No. Your attitude here is the crappy one. Without being called out, a community will never grow. It's entirely appropriate to call out a community for the issues it has. And yes, the HN community has a HUGE problem with not recognizing sexism and racism in the industry. Far too many are willing to take the, "I don't see it, so it doesn't exist" point of view, which not only means that things won't improve, but means that they will likely get worse, as those who are doing the bad things are noticing that they can get away with it.
If you don't want people to take snipes at your community, maybe you should look at why people are taking snipes at it, and work to be better.
It's better to have the tone of people owning up to their actions and then moving forward rather than saying the US is just giving out criminal records like candy and it's not anybody's fault.
IMO it's an important point that needs to be better understood.
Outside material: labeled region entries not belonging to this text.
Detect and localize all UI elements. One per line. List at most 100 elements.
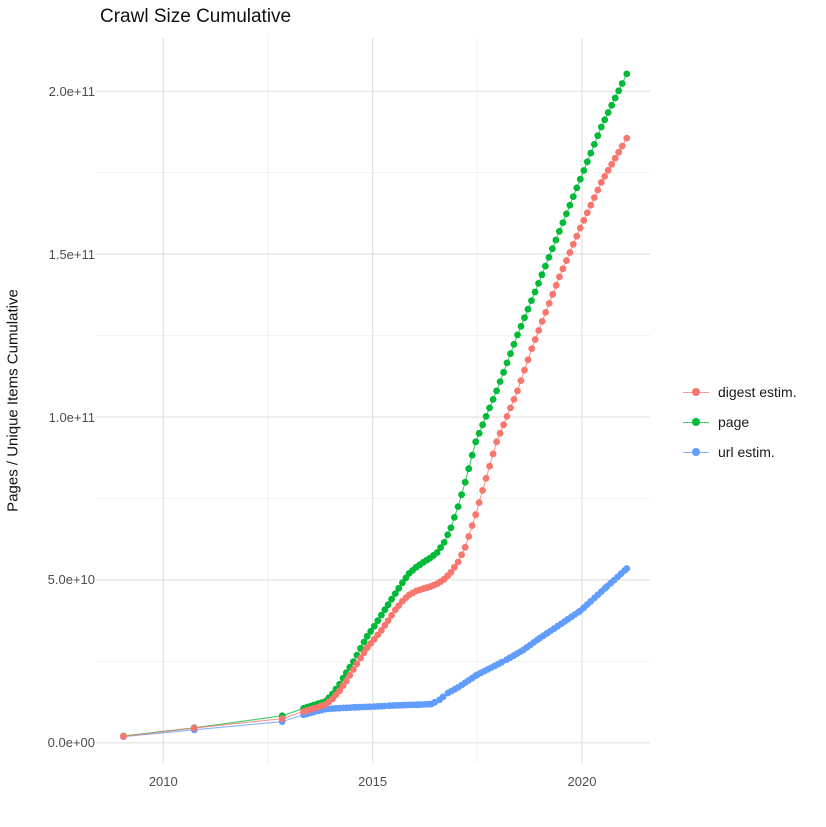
chart-title: Crawl Size Cumulative bbox=[100, 6, 292, 27]
series-point-digest-estim- bbox=[378, 627, 385, 634]
y-tick-label: 2.0e+11 bbox=[48, 83, 95, 99]
series-point-digest-estim- bbox=[482, 474, 490, 482]
series-point-page bbox=[597, 123, 605, 131]
series-point-page bbox=[472, 438, 480, 446]
series-point-page bbox=[388, 595, 395, 603]
series-point-page bbox=[384, 601, 392, 609]
series-point-page bbox=[433, 549, 441, 556]
series-point-digest-estim- bbox=[472, 511, 480, 519]
series-point-page bbox=[514, 331, 521, 339]
series-point-page bbox=[500, 368, 507, 376]
series-point-page bbox=[482, 413, 490, 420]
series-point-page bbox=[447, 524, 455, 532]
series-point-page bbox=[510, 340, 518, 348]
series-point-digest-estim- bbox=[576, 224, 584, 232]
series-point-digest-estim- bbox=[552, 281, 560, 289]
series-point-digest-estim- bbox=[521, 366, 528, 374]
series-point-digest-estim- bbox=[618, 142, 626, 150]
series-point-page bbox=[615, 87, 623, 95]
series-point-page bbox=[573, 184, 581, 192]
series-point-digest-estim- bbox=[611, 154, 619, 162]
y-tick-label: 1.5e+11 bbox=[48, 246, 95, 262]
series-point-digest-estim- bbox=[566, 249, 574, 256]
series-point-digest-estim- bbox=[583, 209, 591, 217]
series-point-page bbox=[399, 579, 406, 587]
series-point-digest-estim- bbox=[514, 387, 521, 395]
series-point-digest-estim- bbox=[475, 499, 483, 506]
series-point-digest-estim- bbox=[486, 462, 493, 470]
series-point-page bbox=[608, 101, 616, 109]
series-point-page bbox=[360, 638, 368, 646]
legend-key-icon bbox=[683, 417, 709, 427]
series-point-digest-estim- bbox=[461, 543, 469, 551]
series-point-digest-estim- bbox=[542, 309, 550, 316]
series-point-url-estim- bbox=[623, 565, 631, 572]
series-point-digest-estim- bbox=[604, 166, 612, 174]
series-point-page bbox=[378, 611, 385, 619]
series-point-url-estim- bbox=[439, 693, 447, 701]
series-point-digest-estim- bbox=[350, 666, 357, 673]
legend: digest estim. page url estim. bbox=[683, 377, 797, 467]
series-point-digest-estim- bbox=[451, 563, 458, 571]
x-tick-label: 2010 bbox=[148, 774, 178, 789]
series-point-digest-estim- bbox=[458, 551, 465, 559]
series-point-digest-estim- bbox=[597, 179, 605, 186]
series-point-page bbox=[374, 617, 382, 625]
series-point-page bbox=[493, 387, 500, 395]
series-line-url-estim- bbox=[123, 568, 628, 738]
series-point-digest-estim- bbox=[395, 602, 403, 609]
series-point-page bbox=[594, 132, 602, 140]
series-point-page bbox=[458, 491, 465, 498]
series-point-page bbox=[363, 632, 371, 640]
series-point-digest-estim- bbox=[465, 533, 473, 540]
series-point-digest-estim- bbox=[388, 612, 395, 619]
series-point-page bbox=[556, 227, 563, 235]
legend-item-page: page bbox=[683, 407, 797, 437]
series-point-digest-estim- bbox=[493, 438, 500, 446]
series-point-digest-estim- bbox=[479, 487, 486, 494]
legend-item-digest-estim-: digest estim. bbox=[683, 377, 797, 407]
series-point-page bbox=[496, 378, 504, 385]
series-point-digest-estim- bbox=[580, 217, 588, 224]
series-point-digest-estim- bbox=[538, 318, 546, 325]
series-point-page bbox=[590, 141, 598, 148]
series-point-page bbox=[538, 271, 546, 279]
series-point-page bbox=[604, 109, 612, 116]
series-point-digest-estim- bbox=[342, 677, 350, 685]
series-point-page bbox=[391, 590, 399, 597]
series-point-page bbox=[623, 70, 631, 78]
series-point-digest-estim- bbox=[447, 569, 455, 576]
series-point-page bbox=[549, 245, 556, 253]
series-point-page bbox=[503, 359, 511, 367]
series-point-digest-estim- bbox=[454, 558, 462, 566]
series-point-page bbox=[437, 544, 444, 551]
series-point-page bbox=[475, 429, 483, 437]
series-point-digest-estim- bbox=[594, 186, 602, 194]
series-point-digest-estim- bbox=[590, 194, 598, 202]
series-point-digest-estim- bbox=[190, 724, 198, 732]
series-point-page bbox=[479, 421, 486, 429]
series-point-page bbox=[468, 451, 476, 459]
series-point-digest-estim- bbox=[360, 649, 368, 657]
legend-label: url estim. bbox=[718, 444, 775, 460]
legend-label: page bbox=[718, 414, 750, 430]
series-point-digest-estim- bbox=[120, 732, 127, 740]
series-point-digest-estim- bbox=[507, 404, 514, 412]
series-point-digest-estim- bbox=[517, 377, 525, 384]
series-point-page bbox=[587, 149, 595, 157]
series-point-digest-estim- bbox=[468, 522, 476, 529]
series-point-digest-estim- bbox=[569, 240, 577, 248]
series-point-page bbox=[395, 584, 403, 592]
series-point-page bbox=[367, 627, 375, 635]
series-point-page bbox=[563, 210, 570, 218]
series-point-page bbox=[569, 193, 577, 201]
x-tick-label: 2015 bbox=[358, 774, 388, 789]
series-point-page bbox=[566, 201, 574, 209]
series-line-digest-estim- bbox=[123, 137, 628, 737]
series-point-digest-estim- bbox=[336, 687, 343, 695]
series-point-digest-estim- bbox=[510, 396, 518, 403]
y-tick-label: 1.0e+11 bbox=[48, 409, 95, 425]
series-point-digest-estim- bbox=[559, 265, 567, 273]
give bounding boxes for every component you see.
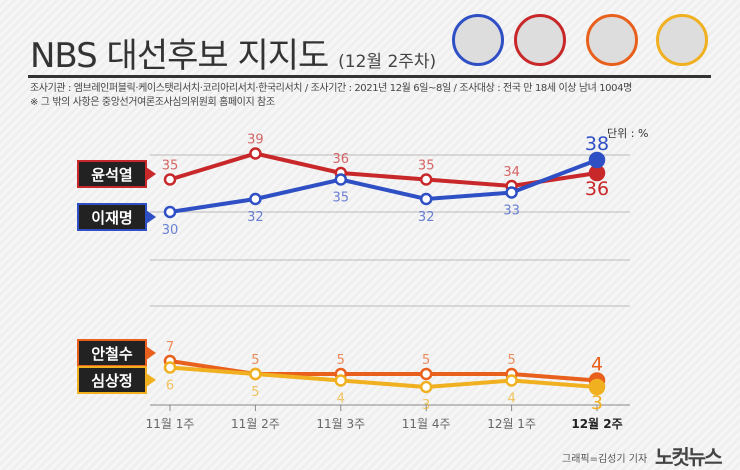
series-tag-arrow <box>146 373 156 387</box>
page-title: NBS 대선후보 지지도 (12월 2주차) <box>30 28 436 77</box>
series-tag <box>77 366 147 394</box>
data-point <box>249 192 262 206</box>
data-label: 5 <box>251 385 259 400</box>
note-line: ※ 그 밖의 사항은 중앙선거여론조사심의위원회 홈페이지 참조 <box>30 97 275 108</box>
series-tag <box>77 203 147 231</box>
data-point <box>163 173 177 186</box>
data-label: 6 <box>166 379 174 394</box>
data-point <box>163 361 177 374</box>
data-label: 33 <box>503 204 520 219</box>
data-label: 35 <box>162 159 179 174</box>
data-point <box>505 374 518 387</box>
candidate-photo-lee <box>452 14 504 66</box>
data-point <box>505 186 518 199</box>
data-label: 7 <box>166 340 174 355</box>
data-point <box>249 147 262 160</box>
legend-label: 안철수 <box>91 345 133 363</box>
title-text: NBS 대선후보 지지도 <box>30 36 329 76</box>
series-tag-arrow <box>146 210 156 224</box>
data-label: 5 <box>422 353 430 368</box>
data-label: 5 <box>251 353 259 368</box>
legend-label: 이재명 <box>91 209 132 227</box>
series-line <box>169 365 598 390</box>
data-label: 35 <box>333 191 350 206</box>
data-label: 3 <box>591 392 603 414</box>
series-line <box>169 158 598 214</box>
series-tag-arrow <box>146 167 156 181</box>
data-point <box>419 380 433 394</box>
logo: 노컷뉴스 <box>655 445 723 469</box>
x-tick-label: 12월 1주 <box>487 417 536 431</box>
legend-label: 심상정 <box>91 372 132 390</box>
data-label: 38 <box>585 133 609 155</box>
data-point <box>588 378 606 396</box>
series-tag <box>77 160 147 188</box>
data-label: 32 <box>418 210 435 225</box>
candidate-photo-sim <box>656 14 708 66</box>
x-tick-label: 11월 4주 <box>402 417 451 431</box>
data-label: 4 <box>337 392 345 407</box>
title-rule <box>28 75 711 78</box>
data-point <box>249 367 262 381</box>
credit: 그래픽=김성기 기자 <box>562 454 648 465</box>
candidate-photo-ahn <box>586 14 638 66</box>
candidate-photo-yoon <box>514 14 566 66</box>
unit-label: 단위 : % <box>607 127 648 140</box>
data-label: 4 <box>591 354 603 376</box>
x-tick-label: 12월 2주 <box>571 416 622 431</box>
data-label: 4 <box>507 392 515 407</box>
data-point <box>419 367 433 381</box>
data-label: 5 <box>507 353 515 368</box>
data-label: 35 <box>418 159 435 174</box>
data-point <box>334 173 348 186</box>
series-line <box>169 151 598 189</box>
data-label: 34 <box>503 165 520 180</box>
series-tag-arrow <box>146 346 156 360</box>
source-line: 조사기관 : 엠브레인퍼블릭·케이스탯리서치·코리아리서치·한국리서치 / 조사… <box>30 83 632 94</box>
data-point <box>419 173 433 186</box>
legend-label: 윤석열 <box>91 166 132 184</box>
x-tick-label: 11월 1주 <box>146 417 195 431</box>
data-label: 30 <box>162 223 179 238</box>
data-label: 5 <box>337 353 345 368</box>
data-label: 36 <box>585 178 609 200</box>
subtitle: (12월 2주차) <box>338 52 437 72</box>
data-point <box>163 205 177 219</box>
data-point <box>588 151 606 169</box>
data-point <box>419 192 433 206</box>
data-point <box>334 374 348 387</box>
data-label: 3 <box>422 398 430 413</box>
data-label: 36 <box>333 152 350 167</box>
x-tick-label: 11월 2주 <box>231 417 280 431</box>
x-tick-label: 11월 3주 <box>316 417 365 431</box>
data-label: 32 <box>247 210 264 225</box>
source-text: 조사기관 : 엠브레인퍼블릭·케이스탯리서치·코리아리서치·한국리서치 / 조사… <box>30 82 632 110</box>
data-label: 39 <box>247 133 264 148</box>
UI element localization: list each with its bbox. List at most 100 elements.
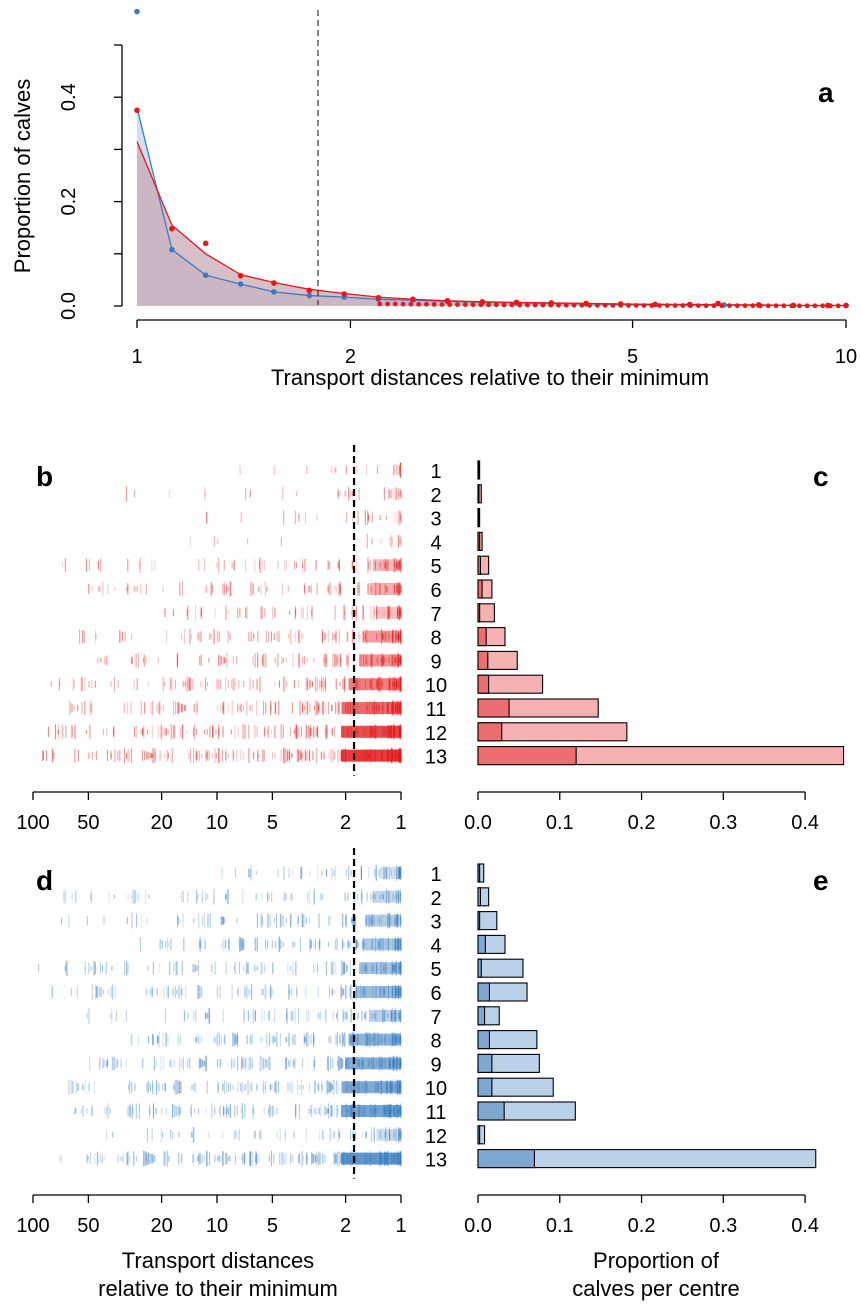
panel-e-bar: [477, 958, 524, 978]
panel-a-point-blue: [169, 246, 175, 253]
panel-e-x-tick-label: 0.0: [464, 1215, 492, 1237]
panel-d-x-tick-label: 2: [340, 1215, 351, 1237]
panel-e-bar-inner: [477, 1006, 486, 1026]
panel-d-row: [68, 1079, 402, 1096]
panel-e-letter: e: [813, 865, 829, 896]
panel-a-point-red: [237, 272, 244, 279]
panel-b-row: [62, 557, 402, 574]
panel-a-point-red: [306, 287, 313, 294]
panel-e-xlabel-line1: Proportion of: [593, 1248, 720, 1273]
panel-a-tail-point: [742, 303, 748, 309]
panel-b-x-tick-label: 20: [150, 812, 172, 834]
panel-c: 0.0 0.1 0.2 0.3 0.4: [464, 460, 845, 834]
panel-a-tail-point: [602, 302, 608, 308]
panel-a-tail-point: [509, 302, 515, 308]
panel-e-x-tick-label: 0.3: [709, 1215, 737, 1237]
panel-a-tail-point: [765, 303, 771, 309]
panel-b-dense-block: [393, 511, 401, 524]
panel-e-bar-inner: [477, 911, 481, 931]
panel-d-row-label: 5: [430, 959, 441, 981]
panel-e-bar-inner: [477, 958, 482, 978]
panel-a-tail-point: [563, 302, 569, 308]
panel-a-point-blue: [202, 272, 209, 279]
panel-e-bar-inner: [477, 1101, 505, 1121]
panel-a-point-red: [169, 225, 175, 232]
panel-d-x-tick-label: 50: [77, 1215, 99, 1237]
panel-d-dense-block: [348, 1033, 401, 1046]
panel-b-x-tick-label: 100: [16, 812, 49, 834]
panel-d-row-label: 12: [425, 1126, 447, 1148]
panel-d-dense-block: [359, 962, 401, 975]
panel-b-dense-block: [341, 702, 401, 714]
panel-b-row-label: 8: [430, 628, 441, 650]
panel-d-row: [51, 984, 402, 1000]
panel-d-dense-block: [380, 867, 401, 879]
panel-c-x-tick-label: 0.4: [791, 812, 819, 834]
panel-a-tail-point: [781, 303, 787, 309]
panel-a-tail-point: [455, 302, 460, 308]
panel-a-tail-point: [820, 303, 826, 309]
panel-b-row-label: 10: [425, 675, 447, 697]
panel-b-row-label: 11: [426, 699, 447, 721]
panel-b-row: [189, 534, 402, 549]
panel-b-row: [42, 747, 402, 764]
panel-c-letter: c: [813, 461, 829, 492]
panel-a-tail-point: [680, 303, 686, 308]
panel-e: 0.0 0.1 0.2 0.3 0.4: [464, 863, 819, 1237]
panel-a-tail-point: [695, 303, 701, 309]
panel-d-dense-block: [345, 1057, 401, 1070]
panel-d-row: [221, 865, 402, 881]
panel-a-tail-point: [618, 303, 624, 308]
panel-d-x-tick-label: 10: [206, 1215, 228, 1237]
panel-a-tail-point: [594, 302, 600, 308]
panel-d-xlabel-line2: relative to their minimum: [98, 1276, 338, 1301]
panel-b-dense-block: [369, 583, 401, 595]
panel-a-tail-point: [517, 302, 523, 308]
panel-e-bar-inner: [477, 982, 490, 1002]
panel-a-line-red: [136, 141, 846, 307]
panel-a-tail-point: [688, 303, 693, 308]
panel-d-row-label: 1: [430, 864, 441, 886]
panel-a-tail-point: [796, 303, 802, 309]
panel-a-tail-point: [579, 302, 585, 308]
panel-b-x-tick-label: 1: [395, 812, 406, 834]
panel-b-row-label: 6: [430, 580, 441, 602]
panel-d-row-label: 8: [430, 1031, 441, 1053]
panel-a-tail-point: [532, 302, 538, 308]
panel-a-tail-point: [478, 302, 484, 308]
panel-d-dense-block: [341, 1105, 401, 1117]
panel-b-row: [79, 628, 402, 645]
panel-d-row-label: 9: [430, 1054, 441, 1076]
panel-b-dense-block: [376, 606, 401, 619]
panel-c-bar-inner: [477, 627, 487, 647]
panel-d-row: [130, 1031, 402, 1048]
panel-d-dense-block: [369, 1009, 401, 1022]
panel-b-dense-block: [394, 464, 401, 476]
panel-e-bar: [477, 911, 498, 931]
panel-c-bar-inner: [477, 722, 503, 742]
panel-a-point-blue: [271, 289, 277, 295]
panel-a-area-red: [137, 141, 846, 306]
panel-a-point-red: [134, 107, 140, 114]
panel-a-tail-point: [525, 302, 530, 308]
panel-a-x-tick-label: 1: [131, 346, 142, 368]
panel-a-point-red: [271, 280, 277, 286]
panel-a-point-red: [375, 294, 382, 301]
panel-b-dense-block: [348, 678, 401, 691]
panel-a: 0.0 0.2 0.4 1 2 5 10: [58, 8, 857, 368]
panel-a-tail-point: [789, 303, 795, 309]
panel-a-ylabel: Proportion of calves: [10, 79, 35, 273]
panel-d-row: [89, 1055, 402, 1072]
panel-a-tail-point: [540, 302, 546, 308]
panel-e-bar-inner: [477, 1125, 481, 1145]
panel-c-bar-inner: [477, 698, 510, 718]
panel-a-xlabel: Transport distances relative to their mi…: [271, 365, 709, 390]
panel-d-row-label: 3: [430, 912, 441, 934]
panel-d-dense-block: [341, 1081, 401, 1094]
panel-a-tail-point: [719, 303, 725, 309]
panel-a-point-red: [202, 240, 209, 247]
panel-a-tail-point: [501, 302, 507, 308]
panel-c-bar-inner: [477, 650, 489, 670]
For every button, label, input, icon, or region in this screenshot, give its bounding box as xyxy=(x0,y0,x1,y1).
I wrote about it recently at https://news.ycombinator.com/item?id=14917723 and https://news.ycombinator.com/item?id=14912821 if anyone's interested.
(Regardless of which nation, obviously.)
And to the person who mentioned that my tone might be aggressive or somehow unpleasant: people have been saying that to the marginalized when they yelp in pain for centuries. Of course, no one wants to hear about how and whom they are actually hurting. They would rather those people play nice and exhibit a welcoming tone. I don't recall anyone worrying about their tone with respect to marginalized groups in tech. They rudely shoot them down, for the most part. That is why women leave tech in droves. And it ain't enough for us to shake our tiny fists by "not buying products" or whatever from these companies. (although, feel free to so) I'd rather the community know that there are actual people within their ranks who call bullshit. I'm sure there are the formerly incarcerated (remember Aaron Swartz would have been among these, as would Snowden, and Assange- so let's not forget about those people being considered "criminals" as well- just a reality check) women, people of color, veterans, and people over 35 in tech who read these threads and don't feel comfortable jumping in. I write here for them, hoping that one day, they will feel supported and comfortable speaking out.
At least in my neck of the woods (Western Europe) it's (relatively) easy to find programming work as a contractor/freelancer, and as far as I can tell employment history doesn't matter, at least not in the 'web' space of programming.